Encryption is the process of converting readable information, called plaintext, into an unreadable form, called ciphertext, so that only authorized parties can restore it using a key. In cryptocurrency and blockchain systems, encryption is a core tool for protecting sensitive data as it moves across networks or sits in storage.
How encryption works in crypto systems
At a high level, encryption uses mathematical algorithms and keys to lock and unlock information. When data is encrypted, it becomes unintelligible to anyone who does not have the correct key or password to decrypt it. Two common approaches are symmetric encryption, where the same key encrypts and decrypts, and asymmetric encryption, where a public key and a private key work together.
Crypto users often encounter these ideas through wallet security. For example, many wallets encrypt the private key or seed phrase on a device so that an attacker who copies files cannot easily use them. Similarly, encrypted connections help protect data sent between your wallet, an exchange, and the wider internet.
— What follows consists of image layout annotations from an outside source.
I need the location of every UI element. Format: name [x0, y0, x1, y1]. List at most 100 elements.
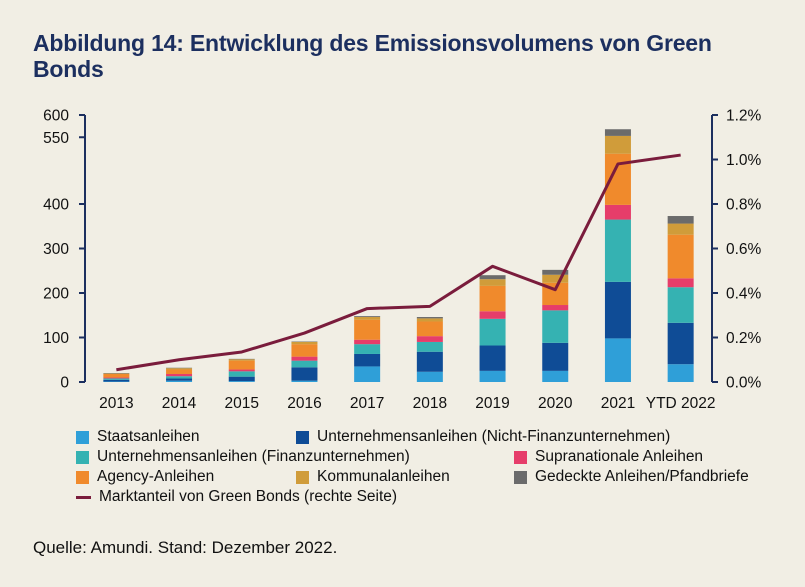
legend-label: Unternehmensanleihen (Finanzunternehmen) [97, 448, 410, 465]
bar-segment [166, 376, 193, 379]
legend-swatch [296, 430, 309, 444]
legend-swatch [76, 430, 89, 444]
legend-swatch [296, 470, 309, 484]
x-axis-tick-label: 2019 [475, 395, 509, 412]
bar-segment [542, 274, 569, 283]
chart-title: Abbildung 14: Entwicklung des Emissionsv… [33, 30, 712, 82]
right-axis-tick-label: 1.0% [726, 152, 762, 169]
legend-item-agency: Agency-Anleihen [76, 468, 214, 486]
bar-segment [416, 341, 443, 352]
legend-label: Supranationale Anleihen [535, 448, 704, 465]
bar-segment [667, 278, 694, 288]
x-axis-tick-label: 2018 [413, 395, 447, 412]
left-axis-tick-label: 400 [43, 197, 69, 214]
bar-segment [416, 318, 443, 322]
bar-segment [479, 279, 506, 286]
bar-segment [667, 287, 694, 323]
bar-segment [479, 318, 506, 346]
bar-segment [354, 366, 381, 382]
bar-segment [542, 310, 569, 343]
bar-segment [354, 344, 381, 354]
bar-segment [604, 219, 631, 282]
legend-label: Unternehmensanleihen (Nicht-Finanzuntern… [317, 428, 671, 445]
bar-segment [479, 311, 506, 319]
legend-label: Marktanteil von Green Bonds (rechte Seit… [99, 488, 398, 505]
left-axis-tick-label: 600 [43, 108, 69, 125]
bar-segment [228, 371, 255, 377]
bar-segment [291, 341, 318, 345]
legend-item-pfandbriefe: Gedeckte Anleihen/Pfandbriefe [514, 468, 749, 486]
bar-segment [291, 380, 318, 382]
legend-swatch [514, 450, 527, 464]
bar-segment [542, 305, 569, 311]
bar-segment [416, 321, 443, 337]
right-axis-tick-label: 0.6% [726, 241, 762, 258]
bar-segment [354, 339, 381, 345]
bar-segment [667, 364, 694, 382]
legend-swatch [514, 470, 527, 484]
legend-swatch [76, 470, 89, 484]
bar-segment [354, 353, 381, 367]
bar-segment [228, 369, 255, 372]
source-note: Quelle: Amundi. Stand: Dezember 2022. [33, 538, 338, 557]
bar-segment [604, 338, 631, 382]
bar-segment [228, 359, 255, 361]
bar-segment [416, 336, 443, 342]
bar-segment [228, 376, 255, 382]
bar-segment [103, 377, 130, 379]
bar-segment [542, 269, 569, 275]
bar-segment [542, 370, 569, 382]
legend-item-kommunal: Kommunalanleihen [296, 468, 450, 486]
bar-segment [291, 360, 318, 368]
bar-segment [166, 380, 193, 382]
right-axis-tick-label: 0.8% [726, 197, 762, 214]
bar-segment [416, 317, 443, 319]
bar-segment [416, 371, 443, 382]
bar-segment [604, 204, 631, 220]
left-axis-tick-label: 300 [43, 241, 69, 258]
bar-segment [103, 379, 130, 382]
bar-segment [291, 367, 318, 381]
bar-segment [479, 275, 506, 280]
x-axis-tick-label: 2015 [225, 395, 259, 412]
legend-item-staatsanleihen: Staatsanleihen [76, 428, 200, 446]
market-share-line [116, 153, 681, 372]
right-axis-tick-label: 0.2% [726, 330, 762, 347]
bar-segment [166, 369, 193, 374]
bar-segment [479, 285, 506, 312]
bar-segment [604, 129, 631, 136]
bar-segment [479, 370, 506, 382]
bar-segment [291, 344, 318, 357]
bar-segment [667, 216, 694, 224]
legend-item-supranational: Supranationale Anleihen [514, 448, 703, 466]
bar-segment [228, 381, 255, 382]
bar-segment [354, 319, 381, 340]
legend-item-marktanteil: Marktanteil von Green Bonds (rechte Seit… [76, 488, 397, 506]
bar-segment [604, 281, 631, 339]
chart-canvas: 0 100 200 300 400 550 600 0.0% 0.2% 0.4% 0.6% 0.8% 1… [43, 108, 762, 413]
bar-segment [604, 135, 631, 154]
right-axis-tick-label: 0.4% [726, 286, 762, 303]
bar-segment [542, 342, 569, 371]
right-axis-tick-label: 0.0% [726, 375, 762, 392]
legend-line-swatch [76, 495, 91, 499]
bar-segment [479, 345, 506, 371]
left-axis-tick-label: 0 [60, 375, 69, 392]
bar-segment [103, 378, 130, 380]
left-axis-tick-label: 100 [43, 330, 69, 347]
legend-item-finanz: Unternehmensanleihen (Finanzunternehmen) [76, 448, 410, 466]
bar-segment [228, 360, 255, 370]
legend-label: Kommunalanleihen [317, 468, 450, 485]
right-axis-tick-label: 1.2% [726, 108, 762, 125]
bar-segment [667, 322, 694, 365]
x-axis-tick-label: 2013 [99, 395, 133, 412]
bar-segment [416, 351, 443, 372]
legend-item-nicht-finanz: Unternehmensanleihen (Nicht-Finanzuntern… [296, 428, 670, 446]
x-axis-tick-label: 2014 [162, 395, 197, 412]
bar-segment [291, 356, 318, 361]
legend-label: Staatsanleihen [97, 428, 200, 445]
x-axis-tick-label: 2020 [538, 395, 573, 412]
legend-label: Gedeckte Anleihen/Pfandbriefe [535, 468, 749, 485]
bar-segment [354, 317, 381, 320]
left-axis-tick-label: 200 [43, 286, 69, 303]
Encryption vs. cryptography on blockchains
Encryption is part of cryptography, but blockchains rely heavily on cryptographic techniques that do not always encrypt data. Most public blockchains are transparent by design, meaning transaction details are typically visible, but integrity and ownership are enforced with digital signatures and hashing. Digital signatures prove that the holder of a private key authorized a transaction, while hashing helps ensure that blocks and transactions cannot be altered without detection.
That said, encryption still plays an important role around the blockchain, such as securing wallet backups, protecting node communications, and enabling privacy-focused systems where transaction details can be hidden.
Encryption matters in the crypto ecosystem because it reduces the risk of unauthorized access, helps protect user credentials and keys, and supports trust in digital financial systems that operate without centralized gatekeepers.